Handling Likelihood Computation with Matrix Priors

Hi,

I’m working with a hierarchical model where the likelihood involves matrix operations. Specifically, the likelihood follows a Bernoulli distribution, with its parameter determined by the product of two matrices:

  1. One matrix is derived from a normal prior.
  2. The other is based on a categorical prior.

To define these matrices, I use np.zeros and pm.Data, and since I need to work with observed values, I use .eval(). The Bernoulli parameter is simply the product of these matrices.

The issue: The parameter is always zero, regardless of the dataset, making the likelihood zero and resulting in nan values when computing waic. Additionally, I can’t print each parameter to debug the issue.

My questions:

  1. When I check the model parameters, the matrices don’t seem to be included, so I suspect the likelihood isn’t computed because I’m multiplying objects that are not part of the model. How can I ensure these matrices are recognized as part of the model?
  2. Is there an alternative way to define these priors as matrices solely for the likelihood calculation?

Thanks for your help!

import arviz as az
import matplotlib.pyplot as plt
import numpy as np
import pytensor.tensor as pt
from scipy.special import expit as logistic
import pymc as pm
 
def custom_sigmoid(x):

    return pm.math.exp(x) / (1 + pm.math.exp(x))
 
def create_model(data_matrix, num_nodes, num_blocks, a_alpha, b_alpha, a_tau, b_tau, mu_zeta, sigma_zeta):

    data_matrix = np.arange(num_nodes * num_nodes).reshape(num_nodes, num_nodes) 
    data_matrix = (data_matrix + data_matrix.T) / 2  
    data_vector = data_matrix.reshape(-1)  
    reconstructed_matrix = data_vector.reshape(num_nodes, num_nodes)  

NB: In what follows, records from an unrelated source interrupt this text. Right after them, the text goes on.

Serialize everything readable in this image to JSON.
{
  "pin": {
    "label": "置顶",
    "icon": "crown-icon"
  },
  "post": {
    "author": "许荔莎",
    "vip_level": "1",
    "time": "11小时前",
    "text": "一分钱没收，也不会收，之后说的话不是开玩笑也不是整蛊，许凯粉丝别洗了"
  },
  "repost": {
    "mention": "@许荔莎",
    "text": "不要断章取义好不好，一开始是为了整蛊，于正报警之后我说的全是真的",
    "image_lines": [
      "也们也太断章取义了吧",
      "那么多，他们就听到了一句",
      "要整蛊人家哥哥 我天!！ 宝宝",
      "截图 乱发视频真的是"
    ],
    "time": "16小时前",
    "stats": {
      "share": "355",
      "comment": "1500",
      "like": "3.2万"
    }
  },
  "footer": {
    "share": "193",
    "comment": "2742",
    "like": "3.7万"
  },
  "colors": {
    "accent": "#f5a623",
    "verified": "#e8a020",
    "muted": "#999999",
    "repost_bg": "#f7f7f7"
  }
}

    with pm.Model() as SBMmodel:
    
        alpha = pm.Gamma("alpha", alpha=a_alpha, beta=b_alpha)       
        omega = pm.Dirichlet("omega", a=np.ones(num_blocks) * (alpha / num_blocks), shape=num_blocks)          
        E_row = pm.Categorical('E_vector', p=omega, shape=num_nodes)           
        tau2 = pm.InverseGamma("tau2", alpha=a_tau, beta=b_tau)
        zeta = pm.Normal("zeta", mu=mu_zeta, sigma=np.sqrt(sigma_zeta))
        
        Theta_kl = pm.Normal('Theta_klfull', mu=zeta, sigma=np.sqrt(tau2),
                                shape=(num_blocks * (num_blocks + 1)) // 2)
        theta_matrix_np = np.zeros((num_blocks, num_blocks))
        Theta_matrix = pm.Data("ctheta_matrix", theta_matrix_np)
        index = 0
        for i in range(num_blocks):
            for j in range(i, num_blocks):
                theta_val = Theta_kl[index].eval()
                theta_matrix_np[i,j] = theta_val
                theta_matrix_np[j,i] = theta_val
                index += 1
        
        E_matrix_np = np.zeros((num_blocks, num_nodes))
        E_row_value = E_row.eval()
        for node_index in range(num_nodes):
            block_index = E_row_value[node_index]
            E_matrix_np[block_index, node_index] = 1
        
        E_matrix = pm.Data("E_matrix", E_matrix_np)
       
        
        def calculate_lambda(E_matrix, Theta_matrix):
            full_matrix = pt.dot(pt.dot(E_matrix.T, Theta_matrix), E_matrix)
            return full_matrix

        Lambda = pm.Deterministic('Lambda', calculate_lambda(E_matrix, Theta_matrix))
        Lambda1 = pm.Deterministic("Lambda1", custom_sigmoid(Lambda))
      
        Likelihood = pm.Bernoulli("Y_obs", p=Lambda1, observed=reconstructed_matrix)

    return SBMmodel

Three quick things:

  • you never want to to use numpy functions inside a PyMC model
  • you never want to call .eval() on a random variable inside a PyMC model definition
  • you never want to use loopsinside a PyMC model definition

You should use PyTensor functions (which mirror the numpy API) instead of numpy functions and vectorize any loops. Doing both of these things will alleviate the need to call .eval().

There are a couple of catches (e.g., things like theta_matrix_np[j,i] = theta_val needs to be re-written using pt.set_subtensor()^1), but otherwise you should be able to adapt your code relatively straightforwardly.

^1 You may not need this once you vectorize this loop.